The pair initially did not know how they would get the boy back across the bridge to Sweden, where police border and ID checks have been in place for around ten months. But when Kinning visited Kidane at his temporary asylum youth home in Denmark to go out for pizza together in Odense on Thursday he decided to take his chances.

“When we were in the car I asked Robel if he wanted to have pizza in Sweden instead. He did,” Kinning, who works with the Red Cross in Vellinge, told the Sydsvenskan newspaper which first broke the story.

“We work with these guys and you can say that they get under our skin. And when you see what happens to them and they get stuck in Denmark unintentionally you have to act in some way. You have to test the system and see if it works,” said Kinning.

When they reached the police border control, Kinning showed his own ID and a copy of Kidane's ID for asylum seekers in Sweden and was let through.

“We've taken the first step now.
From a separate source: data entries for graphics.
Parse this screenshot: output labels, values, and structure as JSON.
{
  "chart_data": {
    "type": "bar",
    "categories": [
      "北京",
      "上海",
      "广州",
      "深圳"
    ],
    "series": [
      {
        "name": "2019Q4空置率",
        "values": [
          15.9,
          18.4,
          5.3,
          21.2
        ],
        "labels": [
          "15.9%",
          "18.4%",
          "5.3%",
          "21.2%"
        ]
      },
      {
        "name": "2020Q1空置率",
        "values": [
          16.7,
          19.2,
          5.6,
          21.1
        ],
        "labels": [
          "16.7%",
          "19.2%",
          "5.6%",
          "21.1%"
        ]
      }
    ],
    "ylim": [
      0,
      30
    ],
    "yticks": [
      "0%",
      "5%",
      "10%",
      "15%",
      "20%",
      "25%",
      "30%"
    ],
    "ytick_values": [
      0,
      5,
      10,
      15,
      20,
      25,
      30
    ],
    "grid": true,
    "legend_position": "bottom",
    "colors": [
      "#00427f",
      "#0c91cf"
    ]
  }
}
He's back in Vellinge. He's going to stay here. This is where he goes to school, this is where he has his friends,” he said.

Kinning will now try to get Kidane's asylum application case file reopened. If not, he will have to reapply for asylum under Sweden's tough new rules which mean he will no longer be able to apply for permanent residency and can hope for a temporary permit at best.

But despite his uncertain future, Kidane said he was happy to be back in Sweden, where he has lived since August last year.

“It is great. I am very happy. Three weeks is a lot. In Denmark I was angry, very angry. In Sweden everything feels good,” he told Sydsvenskan.